Applying lessons from birds to ourselves, though risky, has also proved irresistible, and, at least in evolutionary science’s early days, very useful. In pondering human evolution, Charles Darwin developed the idea of sexual selection, which takes up more than half of his The Descent of Man of 1871. “Darwin devotes four full chapters to birds and cites at least 170 species,” Futuyma points out. “Birds provided more evidence for his ideas about sexual selection than any other group of animals.”

Plate 01 photo (Black-bellied Seedcracker) How Birds Evolve
Two Seedcrackers
Thomas B. Smith

To grapple with bird diversity, one pretty much has to conjure up an idea of evolution. Peculiar and apparently useless features abound in the avian world, a sure sign of unceasing adaptation. To complicate matters, there are also many instances of convergent evolution. Feathers may have evolved only once, and through a bizarre genetic accident at that.

Feather and wing shapes, however, recur again and again in even distantly related species.

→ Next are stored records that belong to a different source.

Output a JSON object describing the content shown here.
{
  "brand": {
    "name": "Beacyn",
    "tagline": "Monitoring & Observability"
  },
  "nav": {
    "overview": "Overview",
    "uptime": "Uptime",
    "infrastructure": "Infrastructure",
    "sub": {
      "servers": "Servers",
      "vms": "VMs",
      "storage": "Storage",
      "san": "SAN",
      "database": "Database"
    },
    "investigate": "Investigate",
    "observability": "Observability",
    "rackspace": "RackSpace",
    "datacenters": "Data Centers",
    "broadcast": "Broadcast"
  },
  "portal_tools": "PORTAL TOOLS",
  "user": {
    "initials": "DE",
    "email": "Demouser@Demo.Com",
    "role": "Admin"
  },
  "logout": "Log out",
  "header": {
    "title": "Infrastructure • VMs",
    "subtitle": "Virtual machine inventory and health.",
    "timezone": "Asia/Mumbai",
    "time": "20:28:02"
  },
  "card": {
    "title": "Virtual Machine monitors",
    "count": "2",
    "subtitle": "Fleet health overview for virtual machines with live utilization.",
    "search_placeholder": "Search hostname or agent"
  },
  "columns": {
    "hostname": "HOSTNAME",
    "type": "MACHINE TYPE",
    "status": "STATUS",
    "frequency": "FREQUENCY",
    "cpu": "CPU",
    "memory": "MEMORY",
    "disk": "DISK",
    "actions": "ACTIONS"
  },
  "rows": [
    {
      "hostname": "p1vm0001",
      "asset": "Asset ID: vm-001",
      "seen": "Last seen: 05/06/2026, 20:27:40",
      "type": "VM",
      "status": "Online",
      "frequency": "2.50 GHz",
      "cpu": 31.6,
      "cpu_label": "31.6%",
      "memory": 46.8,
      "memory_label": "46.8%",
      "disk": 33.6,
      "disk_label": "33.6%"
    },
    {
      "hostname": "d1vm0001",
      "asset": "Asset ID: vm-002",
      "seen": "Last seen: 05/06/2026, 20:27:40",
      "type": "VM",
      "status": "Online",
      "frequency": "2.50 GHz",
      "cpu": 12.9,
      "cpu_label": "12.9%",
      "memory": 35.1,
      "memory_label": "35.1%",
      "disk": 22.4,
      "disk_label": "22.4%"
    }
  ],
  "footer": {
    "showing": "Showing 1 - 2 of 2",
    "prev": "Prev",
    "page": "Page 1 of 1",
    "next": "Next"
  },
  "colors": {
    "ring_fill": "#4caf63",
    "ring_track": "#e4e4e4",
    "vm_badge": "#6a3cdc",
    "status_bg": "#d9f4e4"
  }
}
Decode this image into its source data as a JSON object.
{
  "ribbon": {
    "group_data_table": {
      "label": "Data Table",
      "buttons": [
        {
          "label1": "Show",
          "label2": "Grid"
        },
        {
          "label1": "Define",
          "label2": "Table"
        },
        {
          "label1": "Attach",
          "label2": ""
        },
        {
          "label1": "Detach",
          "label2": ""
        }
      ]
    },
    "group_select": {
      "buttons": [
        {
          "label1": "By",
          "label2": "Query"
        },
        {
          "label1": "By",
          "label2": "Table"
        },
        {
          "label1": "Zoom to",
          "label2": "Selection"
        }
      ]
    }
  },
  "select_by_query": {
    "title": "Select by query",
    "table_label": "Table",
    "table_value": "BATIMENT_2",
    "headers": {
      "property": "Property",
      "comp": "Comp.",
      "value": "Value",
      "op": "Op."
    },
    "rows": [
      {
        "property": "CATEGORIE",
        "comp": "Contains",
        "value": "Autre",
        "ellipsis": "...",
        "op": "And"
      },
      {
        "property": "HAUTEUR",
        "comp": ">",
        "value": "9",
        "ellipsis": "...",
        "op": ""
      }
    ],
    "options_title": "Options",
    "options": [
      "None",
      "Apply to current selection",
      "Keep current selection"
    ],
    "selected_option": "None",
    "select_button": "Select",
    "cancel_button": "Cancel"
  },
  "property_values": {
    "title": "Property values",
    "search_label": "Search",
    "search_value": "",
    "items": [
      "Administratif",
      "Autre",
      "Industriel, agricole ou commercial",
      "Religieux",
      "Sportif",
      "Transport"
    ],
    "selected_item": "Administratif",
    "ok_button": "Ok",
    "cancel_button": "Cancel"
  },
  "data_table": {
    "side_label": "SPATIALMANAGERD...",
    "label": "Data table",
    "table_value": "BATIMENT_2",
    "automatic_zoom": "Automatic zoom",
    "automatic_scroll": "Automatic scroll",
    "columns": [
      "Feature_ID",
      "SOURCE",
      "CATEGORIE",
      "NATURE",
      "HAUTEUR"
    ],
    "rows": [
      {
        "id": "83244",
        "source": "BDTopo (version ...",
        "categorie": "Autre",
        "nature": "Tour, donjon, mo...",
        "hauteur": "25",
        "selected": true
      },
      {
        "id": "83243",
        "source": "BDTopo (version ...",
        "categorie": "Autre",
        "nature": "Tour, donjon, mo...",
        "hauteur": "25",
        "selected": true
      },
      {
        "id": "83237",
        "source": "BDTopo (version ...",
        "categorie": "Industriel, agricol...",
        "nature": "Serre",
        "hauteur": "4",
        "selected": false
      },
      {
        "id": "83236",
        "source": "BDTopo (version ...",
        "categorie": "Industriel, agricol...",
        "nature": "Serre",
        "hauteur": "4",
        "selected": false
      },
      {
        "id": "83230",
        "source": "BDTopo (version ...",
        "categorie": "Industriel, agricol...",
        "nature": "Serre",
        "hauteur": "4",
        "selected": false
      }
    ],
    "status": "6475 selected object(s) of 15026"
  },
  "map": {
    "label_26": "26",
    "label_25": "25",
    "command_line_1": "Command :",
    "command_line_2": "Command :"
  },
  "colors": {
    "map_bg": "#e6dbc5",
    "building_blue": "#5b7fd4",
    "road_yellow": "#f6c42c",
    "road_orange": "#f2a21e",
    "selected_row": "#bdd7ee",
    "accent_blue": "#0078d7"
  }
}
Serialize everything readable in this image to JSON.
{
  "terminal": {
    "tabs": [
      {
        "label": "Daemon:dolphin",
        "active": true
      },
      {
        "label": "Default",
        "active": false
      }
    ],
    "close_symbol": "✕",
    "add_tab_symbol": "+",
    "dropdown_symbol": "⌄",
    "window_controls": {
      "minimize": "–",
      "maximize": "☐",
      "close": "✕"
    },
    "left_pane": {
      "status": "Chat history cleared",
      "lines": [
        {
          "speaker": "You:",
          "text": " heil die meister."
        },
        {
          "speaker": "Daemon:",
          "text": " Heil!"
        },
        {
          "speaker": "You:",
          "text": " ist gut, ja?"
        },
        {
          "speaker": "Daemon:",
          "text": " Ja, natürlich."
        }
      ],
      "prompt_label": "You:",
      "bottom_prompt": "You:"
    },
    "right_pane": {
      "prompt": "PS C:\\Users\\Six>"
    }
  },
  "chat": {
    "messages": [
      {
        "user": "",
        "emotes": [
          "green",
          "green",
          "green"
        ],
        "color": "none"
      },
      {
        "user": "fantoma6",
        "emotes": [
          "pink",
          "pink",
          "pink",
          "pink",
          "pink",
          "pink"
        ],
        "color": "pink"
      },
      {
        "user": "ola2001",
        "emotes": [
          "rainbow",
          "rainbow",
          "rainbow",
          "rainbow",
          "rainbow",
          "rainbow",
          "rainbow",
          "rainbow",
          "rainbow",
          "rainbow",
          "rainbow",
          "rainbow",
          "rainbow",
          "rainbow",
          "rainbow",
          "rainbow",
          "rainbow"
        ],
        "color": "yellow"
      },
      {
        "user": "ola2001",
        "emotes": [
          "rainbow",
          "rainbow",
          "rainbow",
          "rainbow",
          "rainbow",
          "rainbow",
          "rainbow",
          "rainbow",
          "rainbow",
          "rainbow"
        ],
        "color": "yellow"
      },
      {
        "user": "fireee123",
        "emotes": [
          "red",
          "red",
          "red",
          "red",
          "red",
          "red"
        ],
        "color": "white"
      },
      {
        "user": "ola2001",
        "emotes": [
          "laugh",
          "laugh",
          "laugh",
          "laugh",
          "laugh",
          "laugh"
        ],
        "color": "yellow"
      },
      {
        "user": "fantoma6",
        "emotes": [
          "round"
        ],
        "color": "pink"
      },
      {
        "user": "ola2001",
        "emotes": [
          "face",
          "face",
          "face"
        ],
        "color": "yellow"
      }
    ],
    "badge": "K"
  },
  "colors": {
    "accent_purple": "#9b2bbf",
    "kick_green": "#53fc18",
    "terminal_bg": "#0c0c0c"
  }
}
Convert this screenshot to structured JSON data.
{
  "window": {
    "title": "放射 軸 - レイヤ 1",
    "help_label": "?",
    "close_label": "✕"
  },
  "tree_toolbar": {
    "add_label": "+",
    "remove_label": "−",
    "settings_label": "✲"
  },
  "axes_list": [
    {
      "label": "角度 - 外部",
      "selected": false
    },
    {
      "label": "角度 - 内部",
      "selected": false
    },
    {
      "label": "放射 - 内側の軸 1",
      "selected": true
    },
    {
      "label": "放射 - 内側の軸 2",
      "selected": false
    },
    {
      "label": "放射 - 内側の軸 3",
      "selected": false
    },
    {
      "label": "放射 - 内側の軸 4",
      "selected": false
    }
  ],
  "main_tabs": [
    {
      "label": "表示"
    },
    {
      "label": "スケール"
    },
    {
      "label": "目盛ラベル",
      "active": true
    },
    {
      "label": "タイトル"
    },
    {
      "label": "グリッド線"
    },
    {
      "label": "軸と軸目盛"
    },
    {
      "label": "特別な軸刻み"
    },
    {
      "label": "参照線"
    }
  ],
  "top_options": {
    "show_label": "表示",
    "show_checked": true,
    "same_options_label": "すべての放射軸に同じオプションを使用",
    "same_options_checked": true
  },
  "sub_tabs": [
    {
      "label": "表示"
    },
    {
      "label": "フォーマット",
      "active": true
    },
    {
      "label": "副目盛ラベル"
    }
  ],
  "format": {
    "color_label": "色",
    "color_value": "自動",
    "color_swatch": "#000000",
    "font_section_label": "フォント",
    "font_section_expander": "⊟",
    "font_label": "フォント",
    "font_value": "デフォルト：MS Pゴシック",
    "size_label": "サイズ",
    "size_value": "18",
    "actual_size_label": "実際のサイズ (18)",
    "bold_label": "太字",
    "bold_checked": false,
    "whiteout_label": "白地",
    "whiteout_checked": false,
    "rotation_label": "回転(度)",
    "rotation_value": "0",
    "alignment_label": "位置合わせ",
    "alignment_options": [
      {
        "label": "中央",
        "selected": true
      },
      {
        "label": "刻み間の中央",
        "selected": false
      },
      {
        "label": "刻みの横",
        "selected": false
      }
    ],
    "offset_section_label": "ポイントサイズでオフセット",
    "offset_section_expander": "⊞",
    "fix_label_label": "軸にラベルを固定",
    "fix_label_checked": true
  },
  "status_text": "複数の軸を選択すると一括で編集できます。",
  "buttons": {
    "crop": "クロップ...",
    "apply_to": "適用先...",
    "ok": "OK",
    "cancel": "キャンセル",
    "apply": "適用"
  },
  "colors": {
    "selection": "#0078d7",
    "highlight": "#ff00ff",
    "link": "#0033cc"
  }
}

As Futuyma reminds us, Darwin once predicted that our classifications “will come to be, as far as they can be so made, genealogies”, but even his credulity would have been stretched by news that flamingoes are very closely related to grebes.

Futuyma unpacks the story of evolutionary science alongside the story of how birds evolved, acquiring bipedal locomotion and simple filamentous feathers as Dinosauria, then clavicles fused into a wishbone in Theropoda, on and on, until we arrive at what we might as well call the modern bird, with its large, keeled breastbone, rapid growth and unfeasibly lightweight construction.

How Birds Evolve isn’t meant as an introduction to birds, much as readers of 91av might lap one up, but it is entertaining and passionate. Futuyma, an evolutionary biologist who is the author of textbooks on the subject, is out to inspire, and his new offering more than makes up in sheer wonder what it might lack in an easy and seductive narrative.